For the Private Sector (Social Media Platform Companies)

: "Accept more of the political and social responsibility that the success of its technology has thrust upon it."

: Transparency about how they tackle these issues on their platforms.

 

For the individual

: "Act less like angry customers and more like concerned constituents."

: Recognize that the intent of most online content is designed to subtly influence and manipulate. In response, we should practice a technique called “lateral thinking.” Get out of your homophily induced thought bubbles. "When in doubt, seek a second opinion—then a third, then a fourth. If you’re not in doubt, then you’re likely part of the problem!"

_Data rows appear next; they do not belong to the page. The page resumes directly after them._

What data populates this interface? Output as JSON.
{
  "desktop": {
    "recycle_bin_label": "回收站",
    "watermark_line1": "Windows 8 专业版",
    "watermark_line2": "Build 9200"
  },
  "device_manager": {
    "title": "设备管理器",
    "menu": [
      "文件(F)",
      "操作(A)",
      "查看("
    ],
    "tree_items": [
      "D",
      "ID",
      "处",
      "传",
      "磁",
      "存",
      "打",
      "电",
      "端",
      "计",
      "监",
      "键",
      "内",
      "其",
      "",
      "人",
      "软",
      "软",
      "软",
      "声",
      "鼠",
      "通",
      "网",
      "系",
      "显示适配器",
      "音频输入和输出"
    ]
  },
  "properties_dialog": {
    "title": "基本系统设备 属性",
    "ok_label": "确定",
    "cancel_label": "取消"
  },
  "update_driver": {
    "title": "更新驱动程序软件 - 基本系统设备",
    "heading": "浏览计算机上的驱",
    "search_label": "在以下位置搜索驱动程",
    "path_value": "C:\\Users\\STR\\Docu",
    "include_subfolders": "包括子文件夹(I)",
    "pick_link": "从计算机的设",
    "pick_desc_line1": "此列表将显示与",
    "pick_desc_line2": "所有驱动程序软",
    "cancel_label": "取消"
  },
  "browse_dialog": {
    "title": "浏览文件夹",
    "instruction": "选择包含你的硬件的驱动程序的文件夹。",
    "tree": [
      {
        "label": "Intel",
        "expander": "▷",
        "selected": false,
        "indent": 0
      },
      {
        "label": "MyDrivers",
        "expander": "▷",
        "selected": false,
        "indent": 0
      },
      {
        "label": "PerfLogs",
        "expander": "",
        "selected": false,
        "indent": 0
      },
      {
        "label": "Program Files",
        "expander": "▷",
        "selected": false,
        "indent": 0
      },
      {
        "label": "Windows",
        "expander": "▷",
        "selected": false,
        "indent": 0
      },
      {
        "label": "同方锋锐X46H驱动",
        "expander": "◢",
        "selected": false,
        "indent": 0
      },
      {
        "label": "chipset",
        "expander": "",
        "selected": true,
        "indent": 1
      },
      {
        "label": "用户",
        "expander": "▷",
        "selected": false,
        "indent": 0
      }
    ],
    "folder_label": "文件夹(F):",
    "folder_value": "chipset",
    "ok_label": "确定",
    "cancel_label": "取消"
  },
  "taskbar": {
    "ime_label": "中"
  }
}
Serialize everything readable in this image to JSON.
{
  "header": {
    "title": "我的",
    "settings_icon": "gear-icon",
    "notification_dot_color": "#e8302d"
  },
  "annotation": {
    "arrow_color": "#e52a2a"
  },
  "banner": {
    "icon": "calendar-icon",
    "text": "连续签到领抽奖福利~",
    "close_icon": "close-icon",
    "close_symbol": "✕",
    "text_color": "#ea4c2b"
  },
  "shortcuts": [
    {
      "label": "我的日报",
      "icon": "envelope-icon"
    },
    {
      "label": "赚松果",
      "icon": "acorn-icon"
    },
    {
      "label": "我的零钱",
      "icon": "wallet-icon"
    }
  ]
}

: While protecting ourselves online, we all must protect others as well. Don't spread information as a fact that you're not sure about.

 

My one complaint about the book is an old pet peeve of mine. The author's use of "war" for their label is hyperbole. When researchers and news pundits want to highlight how serious some particular issue is, they elevate the talking point to a warfare level: The War on Drugs, the War on poverty, the culture wars, the War on Christmas, etc. I understand the impulse but by doing so it places the subject in a military setting and thus invites all the metaphors of war. The dictionary definition of war includes phrases like "physical hostilities between nation states" and "force of arms." As hateful as cancel culture is, I don't think it rises to the warfare level. There is no good solution for authors trying to elevate the subject material so that people will pay attention to it. I have been using the phrase internet gaslighting in this review but even I realize that doesn't have the same punch as "LikeWar." Also, I don't mean to imply that this internet gaslighting is not as serious as warfare. It is. It perhaps may be more impactful in destabilizing democracy than any future physical war. But it's not warfare. It might be a tool of warfare but it expands way past that into our daily lives.

 

I'm grateful that Singer and Emerson tackled this subject. It's so complex that even after I've read their book twice now, I'm just beginning to understand the implications. Don't get me wrong. The book is excellent at guiding the reader through the issues. But there are so many entangled ideas here, ideas that have been evolving since the world was young but then supercharged in the internet age, that it is tough to get a bead on them, tough to separate them, tough to understand what is actually going on let alone what to do about it.

 

Singer and Brooking provide a lighted path that the reader can use to see the issues and even offer some straightforward recommendations about what to do about it. The problem is that their solutions are not quick fixes and will require a sustained effort by individual nations to have an impact. In a world where there is no consensus about basic facts, I fear there might never be any impetus to agree that there is even a problem let alone implement a sustained program designed to build resilience to this new age of gaslighting in our culture.

 

That is why it is imperative that security practitioners read this book, grok the concepts, and get behind some of these recommendations for governments, the private sector, and for the individual. Our community, this cybersecurity practitioner group, may be in a small subset of groups that are in a unique position; capable of discussing the issues dispassionately and getting behind whatever movements emerge in the future. That is why this book belongs in the Cybersecurity Canon Hall of Fame.